Uppsala University, Department of Public Health and Caring Sciences, Family Medicine Section, Uppsala, Sweden, johan.bogefeldt{at}pubcare.uu.se

Marie I Grunnesjö

Uppsala University, Department of Public Health and Caring Sciences, Family Medicine Section, Uppsala, Sweden

K. Svärdsudd

Uppsala University, Department of Public Health and Caring Sciences, Family Medicine Section, Uppsala, Sweden

S. Blomberg

Uppsala University, Department of Public Health and Caring Sciences, Family Medicine Section, Uppsala, Sweden

Objective: To evaluate if a comprehensive manual therapy programme reduces sick leave due low back pain and facilitates return to work more than the conventional optimized activating care.

Design: A randomized controlled trial over a 10-week period with a two-year follow-up.

Setting: Primary health care and Visby Hospital, Municipality of Gotland, Sweden.

Subjects: One hundred and sixty patients (70 women, 90 men, ages 20—55 years) with acute or subacute low back pain with or without pain radiation into the legs.

Interventions: Standardized optimized activating care (n = 71) versus a comprehensive pragmatic manual therapy programme including specific corticosteroid injections (n = 89).

Main measures: Sick leave measured as net sick leave volume, point prevalence and return to work.

Results: After 10 weeks, significantly more manual therapy patients than reference patients had returned to work (hazards ratio 1.62, 95% confidence interval (CI) 1.006—2.60, P<0.05), and among those on sick leave at baseline, significantly fewer were still on sick leave (8/58 versus 13/40, ratio 0.35, 95% CI 0.13—0.97, P<0.05).
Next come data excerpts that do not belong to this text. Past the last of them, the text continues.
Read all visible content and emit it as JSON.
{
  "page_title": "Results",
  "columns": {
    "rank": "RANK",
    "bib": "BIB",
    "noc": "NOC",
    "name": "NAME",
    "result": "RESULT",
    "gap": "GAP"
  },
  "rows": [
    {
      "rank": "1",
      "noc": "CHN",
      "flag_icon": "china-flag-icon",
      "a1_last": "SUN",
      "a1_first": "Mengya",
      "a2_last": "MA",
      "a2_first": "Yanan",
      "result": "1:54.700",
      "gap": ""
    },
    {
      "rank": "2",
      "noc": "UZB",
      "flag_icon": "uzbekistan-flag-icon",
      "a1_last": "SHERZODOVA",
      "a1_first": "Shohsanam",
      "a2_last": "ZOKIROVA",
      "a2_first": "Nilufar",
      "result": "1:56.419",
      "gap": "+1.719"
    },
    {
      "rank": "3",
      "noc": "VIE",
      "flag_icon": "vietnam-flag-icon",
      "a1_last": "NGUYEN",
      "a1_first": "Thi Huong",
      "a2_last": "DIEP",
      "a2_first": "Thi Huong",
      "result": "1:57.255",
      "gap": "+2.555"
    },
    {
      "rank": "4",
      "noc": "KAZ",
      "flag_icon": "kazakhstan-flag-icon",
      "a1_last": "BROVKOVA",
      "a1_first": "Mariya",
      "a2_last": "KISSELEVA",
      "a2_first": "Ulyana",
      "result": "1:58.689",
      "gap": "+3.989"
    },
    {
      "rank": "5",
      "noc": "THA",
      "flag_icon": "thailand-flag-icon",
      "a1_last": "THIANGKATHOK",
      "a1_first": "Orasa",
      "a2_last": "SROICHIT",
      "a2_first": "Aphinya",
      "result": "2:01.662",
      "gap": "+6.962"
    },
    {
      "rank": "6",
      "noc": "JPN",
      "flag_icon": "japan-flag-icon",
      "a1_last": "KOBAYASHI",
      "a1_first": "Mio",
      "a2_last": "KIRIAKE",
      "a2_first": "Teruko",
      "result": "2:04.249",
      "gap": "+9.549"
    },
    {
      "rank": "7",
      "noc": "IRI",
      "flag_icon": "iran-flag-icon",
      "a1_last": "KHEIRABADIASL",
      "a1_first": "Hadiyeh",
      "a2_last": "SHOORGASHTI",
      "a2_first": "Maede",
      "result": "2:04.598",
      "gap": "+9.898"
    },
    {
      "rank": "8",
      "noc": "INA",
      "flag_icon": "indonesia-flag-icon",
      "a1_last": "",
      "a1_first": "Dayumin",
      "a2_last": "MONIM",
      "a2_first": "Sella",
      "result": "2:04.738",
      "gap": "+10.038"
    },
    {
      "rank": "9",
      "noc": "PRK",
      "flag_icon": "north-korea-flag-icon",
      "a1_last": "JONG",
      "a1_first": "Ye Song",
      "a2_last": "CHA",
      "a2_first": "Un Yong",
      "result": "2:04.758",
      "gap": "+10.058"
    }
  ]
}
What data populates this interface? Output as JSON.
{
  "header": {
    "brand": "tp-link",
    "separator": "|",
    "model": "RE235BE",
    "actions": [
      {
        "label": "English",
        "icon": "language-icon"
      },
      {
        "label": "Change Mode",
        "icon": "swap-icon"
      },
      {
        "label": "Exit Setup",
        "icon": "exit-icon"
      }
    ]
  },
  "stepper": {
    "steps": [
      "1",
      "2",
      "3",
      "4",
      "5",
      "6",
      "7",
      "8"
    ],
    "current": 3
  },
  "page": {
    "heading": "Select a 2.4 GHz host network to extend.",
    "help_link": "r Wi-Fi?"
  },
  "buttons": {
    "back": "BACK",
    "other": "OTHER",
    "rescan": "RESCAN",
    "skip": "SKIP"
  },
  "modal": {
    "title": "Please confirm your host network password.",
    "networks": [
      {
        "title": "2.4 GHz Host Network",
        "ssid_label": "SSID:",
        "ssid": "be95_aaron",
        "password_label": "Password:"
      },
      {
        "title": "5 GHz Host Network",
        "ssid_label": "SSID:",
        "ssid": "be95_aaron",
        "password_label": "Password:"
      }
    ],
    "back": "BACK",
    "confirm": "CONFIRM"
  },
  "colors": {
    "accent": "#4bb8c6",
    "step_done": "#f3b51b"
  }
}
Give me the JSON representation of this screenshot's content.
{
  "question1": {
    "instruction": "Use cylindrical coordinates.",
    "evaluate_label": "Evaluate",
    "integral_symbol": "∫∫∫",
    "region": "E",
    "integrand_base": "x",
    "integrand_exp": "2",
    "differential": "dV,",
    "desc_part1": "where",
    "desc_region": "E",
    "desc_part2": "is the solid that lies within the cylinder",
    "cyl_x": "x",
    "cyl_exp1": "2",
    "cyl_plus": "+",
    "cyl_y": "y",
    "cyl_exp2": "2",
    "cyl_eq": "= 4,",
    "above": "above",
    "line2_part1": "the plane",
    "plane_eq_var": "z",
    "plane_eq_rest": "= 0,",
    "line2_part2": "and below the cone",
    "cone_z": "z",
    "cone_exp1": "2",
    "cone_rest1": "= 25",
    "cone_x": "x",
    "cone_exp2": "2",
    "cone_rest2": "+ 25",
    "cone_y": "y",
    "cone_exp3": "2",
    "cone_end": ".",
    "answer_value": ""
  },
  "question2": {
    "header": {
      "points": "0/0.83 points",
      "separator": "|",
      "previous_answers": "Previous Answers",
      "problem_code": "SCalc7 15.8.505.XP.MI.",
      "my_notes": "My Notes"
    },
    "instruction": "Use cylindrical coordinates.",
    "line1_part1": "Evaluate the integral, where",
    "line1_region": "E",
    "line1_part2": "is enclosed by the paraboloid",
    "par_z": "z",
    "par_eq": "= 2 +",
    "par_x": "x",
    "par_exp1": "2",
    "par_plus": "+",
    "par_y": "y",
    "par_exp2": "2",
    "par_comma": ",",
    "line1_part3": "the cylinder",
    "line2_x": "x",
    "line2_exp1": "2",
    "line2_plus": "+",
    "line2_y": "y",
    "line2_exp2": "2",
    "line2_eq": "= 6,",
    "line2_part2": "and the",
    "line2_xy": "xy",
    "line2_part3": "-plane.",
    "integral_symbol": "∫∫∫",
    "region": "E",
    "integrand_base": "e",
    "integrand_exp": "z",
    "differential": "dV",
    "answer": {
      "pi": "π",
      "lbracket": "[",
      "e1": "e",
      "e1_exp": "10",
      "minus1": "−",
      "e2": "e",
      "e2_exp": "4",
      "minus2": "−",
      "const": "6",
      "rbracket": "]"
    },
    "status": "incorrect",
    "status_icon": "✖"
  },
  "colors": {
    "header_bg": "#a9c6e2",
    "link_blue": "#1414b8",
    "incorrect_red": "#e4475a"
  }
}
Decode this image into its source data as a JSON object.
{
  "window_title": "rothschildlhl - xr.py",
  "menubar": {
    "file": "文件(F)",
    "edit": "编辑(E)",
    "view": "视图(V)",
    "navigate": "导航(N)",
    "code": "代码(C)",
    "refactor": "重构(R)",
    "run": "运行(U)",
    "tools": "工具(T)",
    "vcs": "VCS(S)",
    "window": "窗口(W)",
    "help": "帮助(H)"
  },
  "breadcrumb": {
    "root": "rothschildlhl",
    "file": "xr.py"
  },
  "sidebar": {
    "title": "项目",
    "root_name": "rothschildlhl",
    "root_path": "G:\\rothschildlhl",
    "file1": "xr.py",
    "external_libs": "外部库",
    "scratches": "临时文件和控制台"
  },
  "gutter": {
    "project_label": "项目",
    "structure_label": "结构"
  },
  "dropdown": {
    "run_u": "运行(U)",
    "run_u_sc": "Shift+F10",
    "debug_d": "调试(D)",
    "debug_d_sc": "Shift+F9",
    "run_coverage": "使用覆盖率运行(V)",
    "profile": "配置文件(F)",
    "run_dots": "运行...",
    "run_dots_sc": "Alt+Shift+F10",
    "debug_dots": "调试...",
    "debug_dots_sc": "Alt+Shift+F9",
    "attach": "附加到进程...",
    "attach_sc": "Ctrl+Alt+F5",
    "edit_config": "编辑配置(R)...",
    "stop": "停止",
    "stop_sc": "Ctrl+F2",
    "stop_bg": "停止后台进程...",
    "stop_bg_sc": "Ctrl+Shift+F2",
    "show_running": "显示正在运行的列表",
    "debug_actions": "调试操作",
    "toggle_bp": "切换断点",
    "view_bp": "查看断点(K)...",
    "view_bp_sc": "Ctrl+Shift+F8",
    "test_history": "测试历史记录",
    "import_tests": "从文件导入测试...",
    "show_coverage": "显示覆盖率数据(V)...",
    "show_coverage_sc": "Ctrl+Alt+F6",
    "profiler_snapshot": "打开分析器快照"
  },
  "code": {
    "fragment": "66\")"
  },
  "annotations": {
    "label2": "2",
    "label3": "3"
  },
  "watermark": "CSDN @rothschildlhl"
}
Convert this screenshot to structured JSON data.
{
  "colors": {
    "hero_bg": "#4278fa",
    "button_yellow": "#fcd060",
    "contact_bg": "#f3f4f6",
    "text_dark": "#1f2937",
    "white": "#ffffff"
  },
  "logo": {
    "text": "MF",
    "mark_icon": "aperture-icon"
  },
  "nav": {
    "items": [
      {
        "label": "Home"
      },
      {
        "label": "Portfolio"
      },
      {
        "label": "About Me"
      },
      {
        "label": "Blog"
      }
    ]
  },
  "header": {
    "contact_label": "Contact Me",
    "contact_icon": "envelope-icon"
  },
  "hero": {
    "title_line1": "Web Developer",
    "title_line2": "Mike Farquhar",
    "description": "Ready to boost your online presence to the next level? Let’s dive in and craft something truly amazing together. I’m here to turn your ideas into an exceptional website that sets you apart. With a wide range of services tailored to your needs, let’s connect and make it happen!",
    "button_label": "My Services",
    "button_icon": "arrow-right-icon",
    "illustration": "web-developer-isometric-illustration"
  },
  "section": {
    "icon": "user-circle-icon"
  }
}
For all other measures there were inconclusive differences in favour of the manual therapy group. No significant differences remained after two years.

Conclusions: The manual therapy programme used in this study decreased sick leave and increased return to work more than the standardized optimized activating care only up to 10 weeks but not up to two years.